Berdasarkan laporan pertanggungjawaban APBA 2025, pendapatan Aceh terealisasi Rp10,70 triliun atau 100,08 persen dari target Rp10,69 triliun. Sementara realisasi belanja mencapai Rp10,65 triliun atau 95,42 persen dari target Rp11,16 triliun. Penerimaan pembiayaan tercatat Rp530,39 miliar, sedangkan pengeluaran pembiayaan mencapai Rp59,28 miliar.

Dari pelaksanaan anggaran tersebut, SiLPA Aceh tahun 2025 tercatat Rp518,46 miliar atau turun dibandingkan tahun sebelumnya yang mencapai Rp530,26 miliar. Sementara Pendapatan Asli Aceh (PAA) terealisasi Rp2,71 triliun atau 100,22 persen dari target Rp2,70 triliun, yang bersumber dari pajak, retribusi, pengelolaan kekayaan Aceh dan pendapatan asli lainnya.

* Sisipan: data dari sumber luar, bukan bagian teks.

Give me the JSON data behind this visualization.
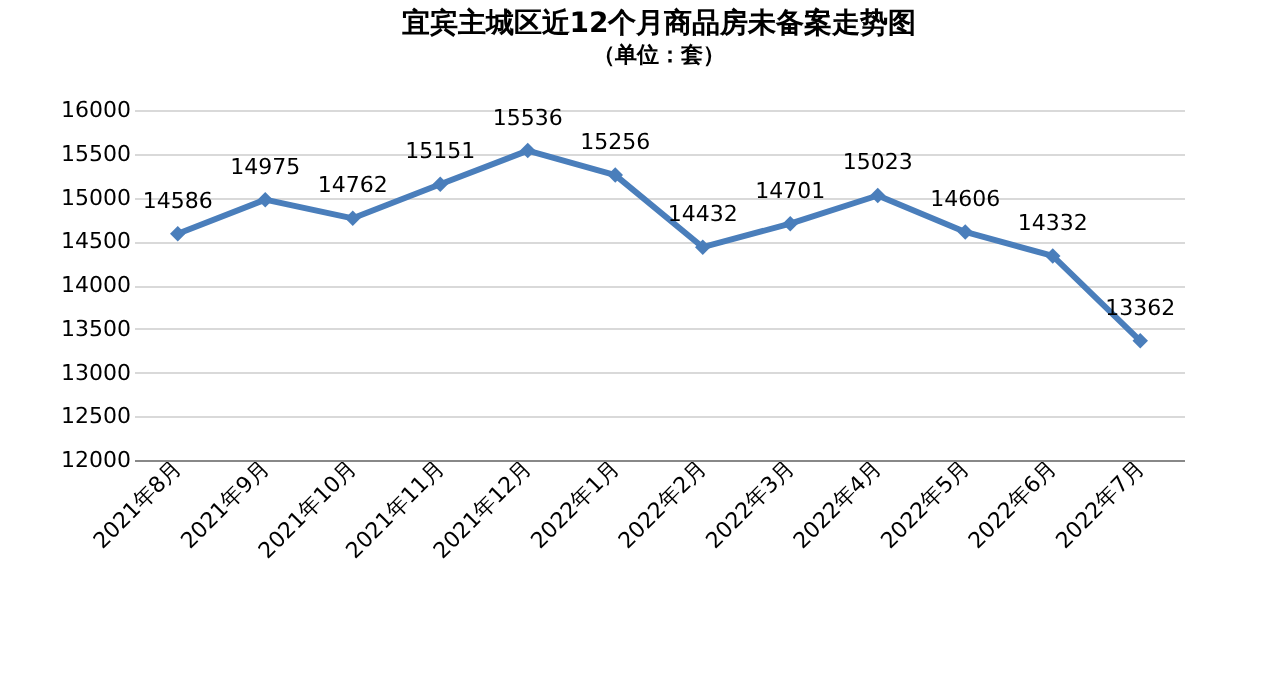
{
  "chart_data": {
    "type": "line",
    "title": "宜宾主城区近12个月商品房未备案走势图",
    "subtitle": "（单位：套）",
    "categories": [
      "2021年8月",
      "2021年9月",
      "2021年10月",
      "2021年11月",
      "2021年12月",
      "2022年1月",
      "2022年2月",
      "2022年3月",
      "2022年4月",
      "2022年5月",
      "2022年6月",
      "2022年7月"
    ],
    "series": [
      {
        "color": "#4a7ebb",
        "values": [
          14586,
          14975,
          14762,
          15151,
          15536,
          15256,
          14432,
          14701,
          15023,
          14606,
          14332,
          13362
        ]
      }
    ],
    "ylim": [
      12000,
      16000
    ],
    "yticks": [
      12000,
      12500,
      13000,
      13500,
      14000,
      14500,
      15000,
      15500,
      16000
    ],
    "grid": "y",
    "marker": "diamond",
    "line_style": "solid",
    "data_labels": true
  }
}
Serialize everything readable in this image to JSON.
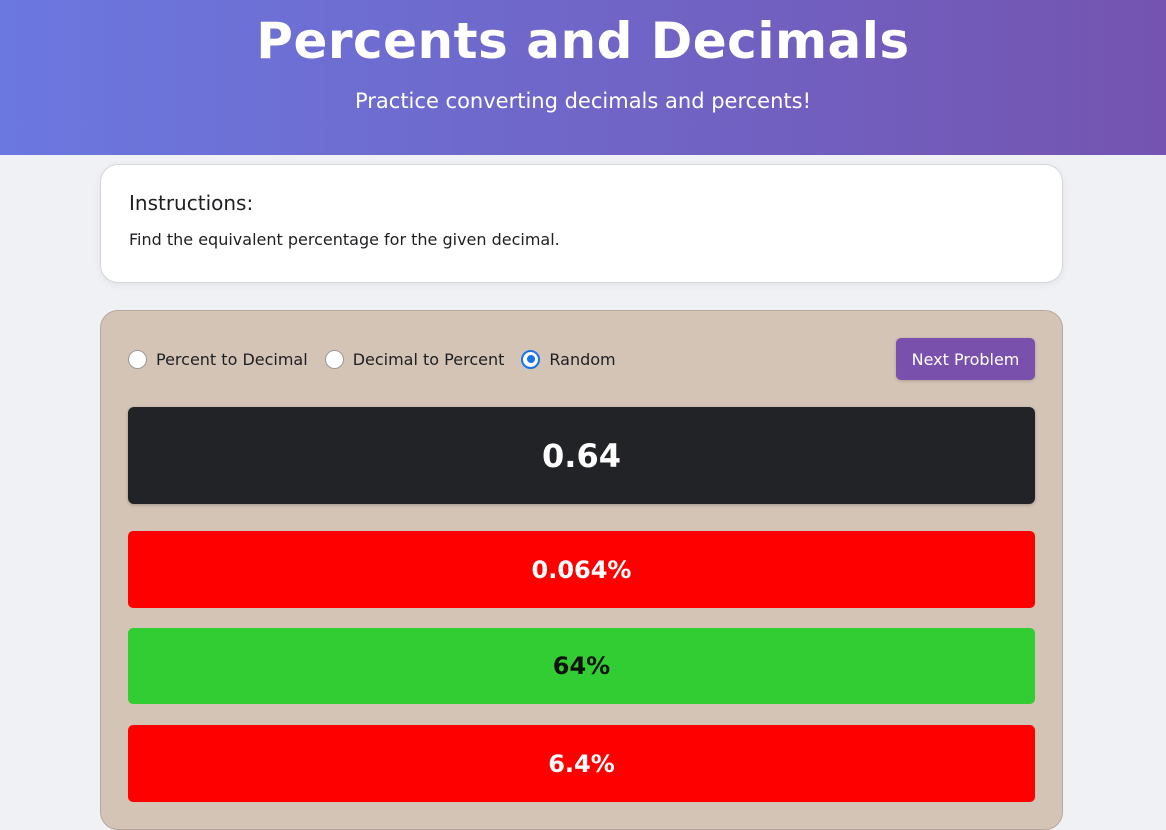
{
  "header": {
    "title": "Percents and Decimals",
    "subtitle": "Practice converting decimals and percents!"
  },
  "instructions": {
    "heading": "Instructions:",
    "text": "Find the equivalent percentage for the given decimal."
  },
  "controls": {
    "modes": [
      {
        "label": "Percent to Decimal",
        "selected": false
      },
      {
        "label": "Decimal to Percent",
        "selected": false
      },
      {
        "label": "Random",
        "selected": true
      }
    ],
    "next_label": "Next Problem"
  },
  "problem": {
    "value": "0.64"
  },
  "answers": [
    {
      "label": "0.064%",
      "state": "wrong",
      "color": "#ff0000"
    },
    {
      "label": "64%",
      "state": "correct",
      "color": "#32cd32"
    },
    {
      "label": "6.4%",
      "state": "wrong",
      "color": "#ff0000"
    }
  ],
  "colors": {
    "header_start": "#6b78e0",
    "header_end": "#7454b0",
    "panel": "#d4c4b6",
    "button": "#7a50ad",
    "radio_accent": "#1a73e8"
  }
}
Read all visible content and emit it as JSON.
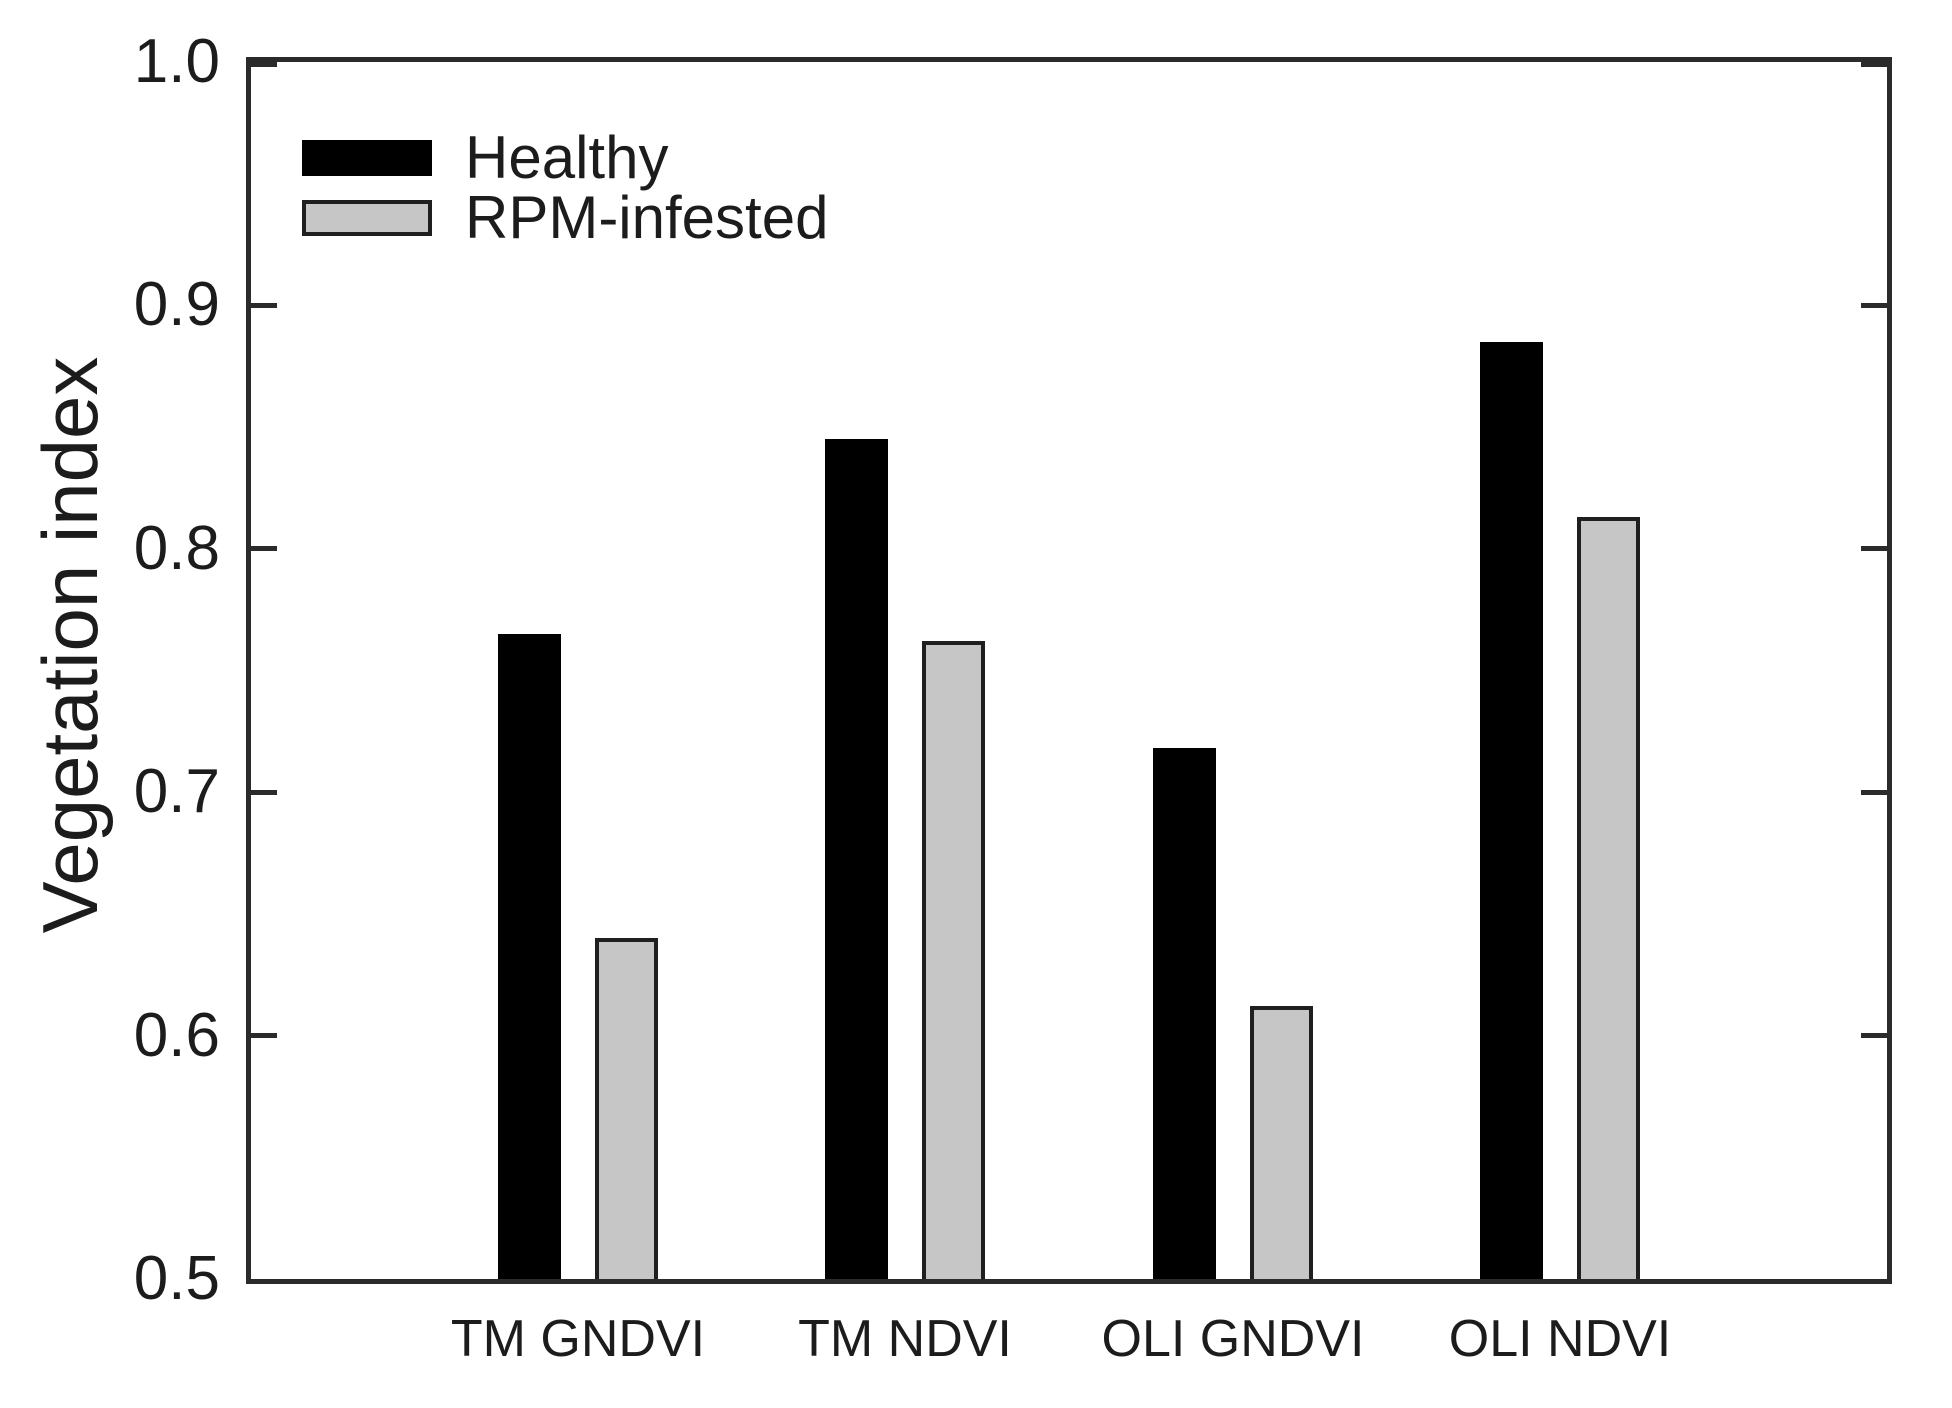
{
  "figure": {
    "background_color": "#ffffff",
    "text_color": "#1c1c1c",
    "axis_color": "#2b2b2b"
  },
  "chart_data": {
    "type": "bar",
    "title": "",
    "xlabel": "",
    "ylabel": "Vegetation index",
    "categories": [
      "TM GNDVI",
      "TM NDVI",
      "OLI GNDVI",
      "OLI NDVI"
    ],
    "series": [
      {
        "name": "Healthy",
        "color": "#000000",
        "values": [
          0.765,
          0.845,
          0.718,
          0.885
        ]
      },
      {
        "name": "RPM-infested",
        "color": "#c6c6c6",
        "border_color": "#1f1f1f",
        "values": [
          0.64,
          0.762,
          0.612,
          0.813
        ]
      }
    ],
    "ylim": [
      0.5,
      1.0
    ],
    "yticks": [
      1.0,
      0.9,
      0.8,
      0.7,
      0.6,
      0.5
    ],
    "ytick_labels": [
      "1.0",
      "0.9",
      "0.8",
      "0.7",
      "0.6",
      "0.5"
    ],
    "grid": false,
    "legend_position": "inside-top-left",
    "tick_style": "inward-both-sides"
  }
}
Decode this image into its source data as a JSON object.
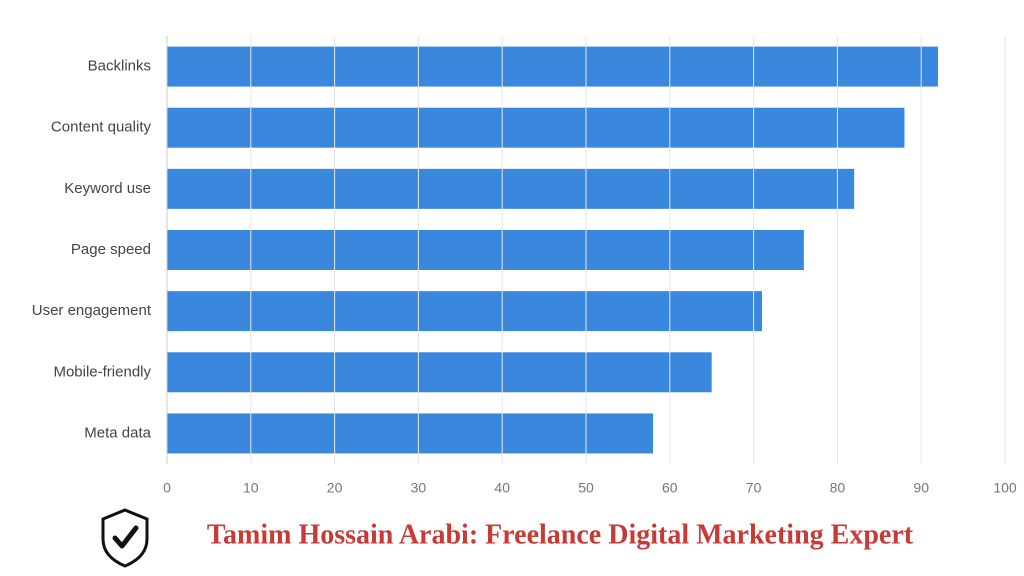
{
  "chart_data": {
    "type": "bar",
    "orientation": "horizontal",
    "categories": [
      "Backlinks",
      "Content quality",
      "Keyword use",
      "Page speed",
      "User engagement",
      "Mobile-friendly",
      "Meta data"
    ],
    "values": [
      92,
      88,
      82,
      76,
      71,
      65,
      58
    ],
    "color": "#3a88de",
    "xlim": [
      0,
      100
    ],
    "xticks": [
      0,
      10,
      20,
      30,
      40,
      50,
      60,
      70,
      80,
      90,
      100
    ],
    "grid": true
  },
  "footer": "Tamim Hossain Arabi: Freelance Digital Marketing Expert"
}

Pemerintah Aceh menyebut sejumlah faktor menyebabkan realisasi belanja belum mencapai target, antara lain sisa pengadaan barang dan jasa, pekerjaan yang terdampak bencana banjir, belum adanya regulasi pembiayaan Baitul Mal Aceh serta keterbatasan pagu pada sejumlah kegiatan. Pemerintah juga berkomitmen memperbaiki pengelolaan aset melalui penertiban administrasi, pengamanan, sertifikasi dan optimalisasi aset daerah.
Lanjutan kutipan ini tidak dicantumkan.